Rachel Sullivan had given a statement to the press in Boston a week earlier, in which she officially released the names of the victims whose body parts The Sculptor had used for his Pietà.

There were four in all.

Of course, the FBI knew from the beginning about Rogers, whose headless, handless body-sans breast augmentation-was still awaiting release to be flown back to Chicago for burial by his family. As for the other victims, once the medical examiner removed the paint from the victims’ fingertips and forensics was able to get some solid prints, the FBI’s Integrated Automated Fingerprint Identification System (IAFIS) returned a match on the Virgin’s hands and those of the Christ figure-respectively, Esther Muniz (aka Esther Munroe, Esther Martinez) twenty-eight years of age at the time of her disappearance, a resident of Providence, and Paul Jimenez, eighteen (aka Jim Paulson) from Boston and Virginia Beach.
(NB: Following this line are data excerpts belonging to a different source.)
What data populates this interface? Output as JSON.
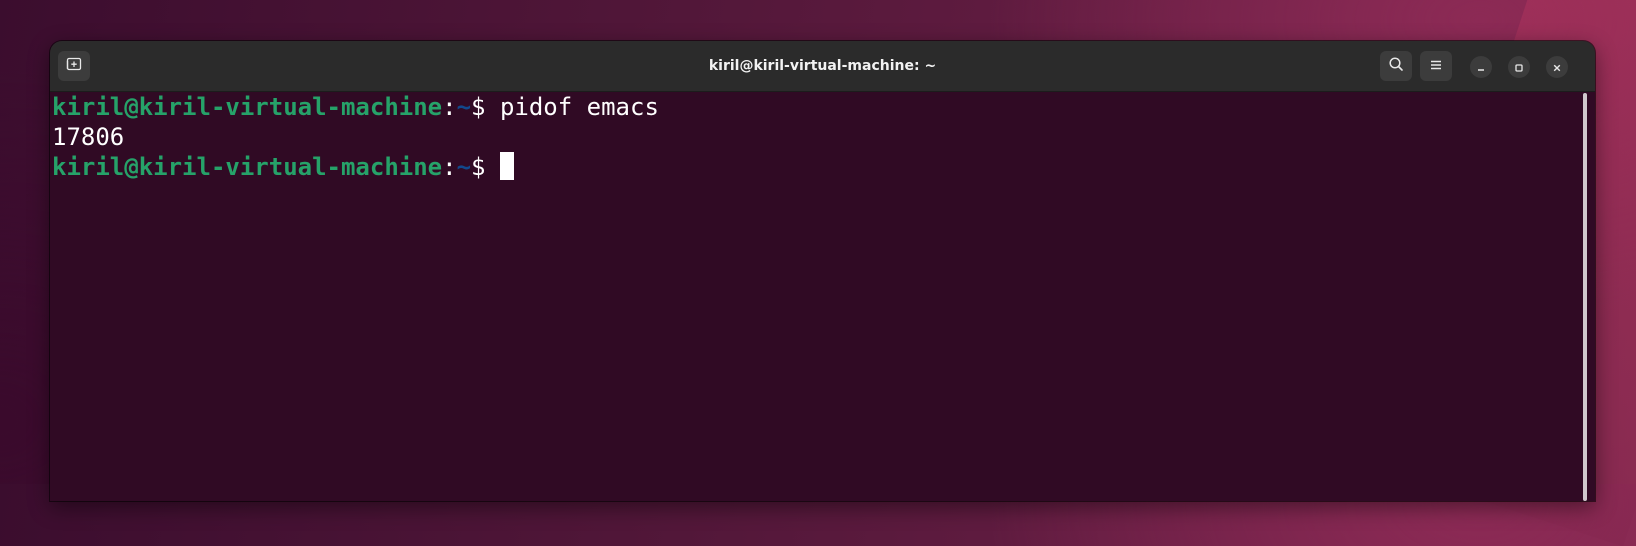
{
  "window": {
    "title": "kiril@kiril-virtual-machine: ~"
  },
  "headerbar": {
    "new_tab_icon": "new-tab-icon",
    "search_icon": "search-icon",
    "menu_icon": "hamburger-menu-icon",
    "minimize_icon": "minimize-icon",
    "maximize_icon": "maximize-icon",
    "close_icon": "close-icon"
  },
  "terminal": {
    "lines": [
      {
        "user_host": "kiril@kiril-virtual-machine",
        "colon": ":",
        "path": "~",
        "prompt": "$ ",
        "command": "pidof emacs"
      },
      {
        "output": "17806"
      },
      {
        "user_host": "kiril@kiril-virtual-machine",
        "colon": ":",
        "path": "~",
        "prompt": "$ ",
        "command": ""
      }
    ]
  },
  "colors": {
    "terminal_bg": "#300a24",
    "user_host": "#26a269",
    "path": "#12488b",
    "text": "#ffffff",
    "headerbar": "#2b2b2b"
  }
}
Both were known prostitutes.

The fourth victim was also a prostitute, and after the FBI Forensic Science Unit released a photograph of the Virgin’s head-digitally altered and colored to make the victim appear as she might have been “in life”-authorities quickly confirmed an anonymous tip that the victim’s name was Karen Canfield (aka Karen Jones, Joanie Canfield)-originally from Dayton, Ohio-nineteen years old when she disappeared off the streets of Providence three years earlier. DNA testing matched her head to the breasts found on Steve Rogers’s torso.

Of the two women, only Muniz had been reported missing by an abusive boyfriend who, shortly after his girlfriend’s disappearance, had died in a botched drug deal. In addition to being a prostitute and a convicted felon, Muniz was also on the books as a habitual drug offender, and had three children by as many fathers.

All of her children had been in foster care since the day they were born.